The radiosensitivity of proliferating crypt epithelial cells makes the gut a major limiting factor in the use of radiotherapy for treatment of abdominal cancers. As post-mitotic epithelial cells migrate from mouse small intestinal crypts to the base of adjacent villi, they rapidly lose their ability to undergo apoptosis in response to ionizing irradiation (IR). To determine whether this radioresistance reflects withdrawal from the cell cycle, we used a lineage-specific promoter to direct expression of wild type Simian virus 40 T antigen (SV40 TAg(Wt)) to villus, but not crypt, enterocytes in FVB/N transgenic mice. SV40 TAg(Wt) induced, pRB-dependent, re-entry into the cell cycle is not associated with the acquisition of IR-stimulated apoptosis 4 h or 24 h after 6 Gy or 12 Gy of gamma-irradiation. Co-expression of SV40 TAg(Wt) and K-ras(val12) produces dysplasia in cycling villus enterocytes but no shift towards apoptotic responsiveness to IR. These findings suggest that the radioresistance of villus enterocytes is not simply due to their cell cycle arrest and may be a reflection of their microenvironment.
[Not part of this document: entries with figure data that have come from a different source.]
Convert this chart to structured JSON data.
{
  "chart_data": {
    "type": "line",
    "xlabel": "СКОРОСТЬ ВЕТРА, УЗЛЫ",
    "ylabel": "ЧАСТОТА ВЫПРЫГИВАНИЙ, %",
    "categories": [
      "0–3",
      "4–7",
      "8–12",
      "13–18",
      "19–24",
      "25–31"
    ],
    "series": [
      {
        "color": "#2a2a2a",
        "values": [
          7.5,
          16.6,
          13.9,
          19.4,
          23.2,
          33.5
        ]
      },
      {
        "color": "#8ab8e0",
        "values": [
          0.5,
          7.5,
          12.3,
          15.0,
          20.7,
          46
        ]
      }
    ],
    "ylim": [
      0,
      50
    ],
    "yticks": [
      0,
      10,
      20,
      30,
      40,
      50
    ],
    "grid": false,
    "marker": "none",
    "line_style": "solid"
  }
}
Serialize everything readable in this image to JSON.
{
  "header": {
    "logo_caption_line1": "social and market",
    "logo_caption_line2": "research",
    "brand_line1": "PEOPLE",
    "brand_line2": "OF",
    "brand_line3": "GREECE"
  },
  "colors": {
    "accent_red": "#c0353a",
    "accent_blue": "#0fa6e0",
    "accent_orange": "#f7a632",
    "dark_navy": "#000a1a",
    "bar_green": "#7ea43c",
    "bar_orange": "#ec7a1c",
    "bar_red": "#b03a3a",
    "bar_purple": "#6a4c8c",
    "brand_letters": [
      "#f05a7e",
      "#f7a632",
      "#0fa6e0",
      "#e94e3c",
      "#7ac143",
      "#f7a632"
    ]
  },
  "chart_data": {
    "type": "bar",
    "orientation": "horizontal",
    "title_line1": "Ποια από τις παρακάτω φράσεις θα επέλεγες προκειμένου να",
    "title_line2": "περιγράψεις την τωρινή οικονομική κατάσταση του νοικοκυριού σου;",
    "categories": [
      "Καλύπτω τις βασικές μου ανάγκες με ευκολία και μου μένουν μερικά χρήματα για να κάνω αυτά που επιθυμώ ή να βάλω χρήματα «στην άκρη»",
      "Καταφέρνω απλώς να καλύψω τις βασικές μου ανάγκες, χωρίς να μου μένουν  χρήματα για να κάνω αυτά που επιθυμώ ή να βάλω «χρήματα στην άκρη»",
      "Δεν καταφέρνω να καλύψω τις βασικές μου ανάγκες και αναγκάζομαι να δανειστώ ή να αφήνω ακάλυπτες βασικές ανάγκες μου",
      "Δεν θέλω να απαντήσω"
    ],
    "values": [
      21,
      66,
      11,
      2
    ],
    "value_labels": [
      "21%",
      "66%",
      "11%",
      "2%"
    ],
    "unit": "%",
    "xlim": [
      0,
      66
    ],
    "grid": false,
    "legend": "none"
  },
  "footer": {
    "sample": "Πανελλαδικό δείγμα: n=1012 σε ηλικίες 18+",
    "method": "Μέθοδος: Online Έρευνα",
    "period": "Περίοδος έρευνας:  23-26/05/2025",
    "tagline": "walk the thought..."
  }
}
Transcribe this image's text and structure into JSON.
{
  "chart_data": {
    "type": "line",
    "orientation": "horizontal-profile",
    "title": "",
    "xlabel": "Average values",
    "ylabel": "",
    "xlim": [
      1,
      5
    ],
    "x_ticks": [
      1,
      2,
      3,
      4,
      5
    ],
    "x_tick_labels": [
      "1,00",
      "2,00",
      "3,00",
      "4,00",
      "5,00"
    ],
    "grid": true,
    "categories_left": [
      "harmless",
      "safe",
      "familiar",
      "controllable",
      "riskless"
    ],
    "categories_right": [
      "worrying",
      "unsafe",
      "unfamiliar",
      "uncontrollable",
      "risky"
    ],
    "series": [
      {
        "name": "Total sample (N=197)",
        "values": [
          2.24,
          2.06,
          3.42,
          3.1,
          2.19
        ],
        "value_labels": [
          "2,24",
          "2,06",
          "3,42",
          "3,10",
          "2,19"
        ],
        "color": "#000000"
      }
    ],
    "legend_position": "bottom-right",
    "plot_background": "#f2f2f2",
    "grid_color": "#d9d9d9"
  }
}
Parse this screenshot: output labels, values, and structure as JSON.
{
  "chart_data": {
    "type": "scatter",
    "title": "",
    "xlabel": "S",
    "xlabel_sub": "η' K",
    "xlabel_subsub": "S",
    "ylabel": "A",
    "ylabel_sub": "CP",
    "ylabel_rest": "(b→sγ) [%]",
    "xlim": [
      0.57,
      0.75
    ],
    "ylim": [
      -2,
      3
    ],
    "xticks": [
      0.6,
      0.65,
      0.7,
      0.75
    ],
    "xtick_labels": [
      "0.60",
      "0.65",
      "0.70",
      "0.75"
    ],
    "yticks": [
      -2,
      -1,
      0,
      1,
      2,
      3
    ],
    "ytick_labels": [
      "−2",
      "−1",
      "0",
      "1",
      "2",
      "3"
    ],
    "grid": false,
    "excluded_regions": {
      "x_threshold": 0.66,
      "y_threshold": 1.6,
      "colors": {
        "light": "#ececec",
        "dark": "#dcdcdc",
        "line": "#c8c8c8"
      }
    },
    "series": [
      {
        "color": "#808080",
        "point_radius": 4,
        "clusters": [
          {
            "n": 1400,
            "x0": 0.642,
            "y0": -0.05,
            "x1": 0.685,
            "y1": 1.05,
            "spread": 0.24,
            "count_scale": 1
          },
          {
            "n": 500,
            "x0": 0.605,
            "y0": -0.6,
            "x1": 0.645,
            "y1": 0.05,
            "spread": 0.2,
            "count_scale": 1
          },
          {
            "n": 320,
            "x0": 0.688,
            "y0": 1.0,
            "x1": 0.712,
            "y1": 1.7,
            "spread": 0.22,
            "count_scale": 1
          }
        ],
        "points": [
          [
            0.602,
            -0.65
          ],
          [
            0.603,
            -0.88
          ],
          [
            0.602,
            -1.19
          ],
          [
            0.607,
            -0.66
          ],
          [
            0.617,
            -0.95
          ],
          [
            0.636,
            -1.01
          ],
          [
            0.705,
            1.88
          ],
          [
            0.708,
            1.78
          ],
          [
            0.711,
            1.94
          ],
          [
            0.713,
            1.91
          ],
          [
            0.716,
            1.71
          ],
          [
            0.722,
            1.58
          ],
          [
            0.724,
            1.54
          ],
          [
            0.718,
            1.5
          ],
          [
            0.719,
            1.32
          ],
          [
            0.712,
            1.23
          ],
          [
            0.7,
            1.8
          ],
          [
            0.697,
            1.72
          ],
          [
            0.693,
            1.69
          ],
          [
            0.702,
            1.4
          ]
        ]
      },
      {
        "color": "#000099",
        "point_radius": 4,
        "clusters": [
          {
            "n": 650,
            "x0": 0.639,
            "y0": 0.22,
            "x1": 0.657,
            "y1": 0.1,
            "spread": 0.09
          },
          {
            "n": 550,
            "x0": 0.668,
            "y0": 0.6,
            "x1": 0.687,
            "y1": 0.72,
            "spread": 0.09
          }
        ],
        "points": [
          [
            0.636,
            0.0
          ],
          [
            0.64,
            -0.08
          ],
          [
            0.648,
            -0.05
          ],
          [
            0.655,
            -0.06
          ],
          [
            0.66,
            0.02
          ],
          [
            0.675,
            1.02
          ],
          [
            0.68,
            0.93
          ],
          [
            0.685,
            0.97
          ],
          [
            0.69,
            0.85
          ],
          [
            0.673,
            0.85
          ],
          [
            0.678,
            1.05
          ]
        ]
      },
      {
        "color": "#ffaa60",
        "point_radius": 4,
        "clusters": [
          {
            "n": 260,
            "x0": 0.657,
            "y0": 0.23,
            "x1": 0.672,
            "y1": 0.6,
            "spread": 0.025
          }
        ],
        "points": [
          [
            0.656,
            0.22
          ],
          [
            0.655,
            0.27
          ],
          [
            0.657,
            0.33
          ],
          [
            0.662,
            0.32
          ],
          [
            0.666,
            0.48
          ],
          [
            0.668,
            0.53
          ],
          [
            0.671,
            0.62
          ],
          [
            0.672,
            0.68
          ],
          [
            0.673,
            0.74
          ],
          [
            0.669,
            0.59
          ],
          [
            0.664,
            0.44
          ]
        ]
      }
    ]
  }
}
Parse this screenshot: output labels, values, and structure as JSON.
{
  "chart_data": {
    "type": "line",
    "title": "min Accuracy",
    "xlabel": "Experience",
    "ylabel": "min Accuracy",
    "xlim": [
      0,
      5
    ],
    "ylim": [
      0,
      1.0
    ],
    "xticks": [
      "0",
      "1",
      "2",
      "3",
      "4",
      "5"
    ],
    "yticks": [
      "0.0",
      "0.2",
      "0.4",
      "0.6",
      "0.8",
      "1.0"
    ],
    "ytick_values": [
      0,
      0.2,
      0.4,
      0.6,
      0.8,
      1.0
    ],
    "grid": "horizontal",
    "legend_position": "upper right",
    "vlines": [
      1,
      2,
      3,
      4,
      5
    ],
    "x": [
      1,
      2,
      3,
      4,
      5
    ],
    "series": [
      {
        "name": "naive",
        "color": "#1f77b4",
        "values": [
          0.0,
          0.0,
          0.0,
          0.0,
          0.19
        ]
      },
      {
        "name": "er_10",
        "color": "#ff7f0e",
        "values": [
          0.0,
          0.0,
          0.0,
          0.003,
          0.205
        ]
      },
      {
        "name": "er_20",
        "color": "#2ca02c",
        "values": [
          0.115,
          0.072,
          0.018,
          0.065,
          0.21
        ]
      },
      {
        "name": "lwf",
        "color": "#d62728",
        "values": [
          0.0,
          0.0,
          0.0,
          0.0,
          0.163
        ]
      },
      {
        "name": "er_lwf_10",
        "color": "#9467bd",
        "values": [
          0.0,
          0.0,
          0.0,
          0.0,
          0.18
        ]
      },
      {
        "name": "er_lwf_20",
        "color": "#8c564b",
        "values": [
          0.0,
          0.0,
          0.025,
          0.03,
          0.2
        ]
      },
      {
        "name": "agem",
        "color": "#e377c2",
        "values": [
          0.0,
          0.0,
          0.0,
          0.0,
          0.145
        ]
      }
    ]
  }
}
Remarkably, reentry of villus enterocytes to the cell cycle increases the radiosensitivity of the crypt epithelium without changing Bcl-2, Bcl-xL, Bak, or Bax expression. This effect is only manifest after IR and, based upon results obtained with mutant SV40 TAgs, depends upon reaching a critical level of proliferation in villus enterocytes. Like the normal crypt response to IR, the villus-derived enhancement of IR-stimulated crypt apoptosis is associated with an induction of p53 and Raf-1, and is dependent upon p53. Unlike the normal crypt response to IR, the p53 induction involves cells distributed throughout the crypt and the apoptotic response is not confined to the lower half of the crypt. These results indicate that signals initiated by cycling enterocytes can be transmitted to the crypt epithelium to induce p53 and influence their IR-induced apoptosis. Understanding the underlying signaling pathways may provide clues about how to modify a normal crypt's radiosensitivity for therapeutic benefit.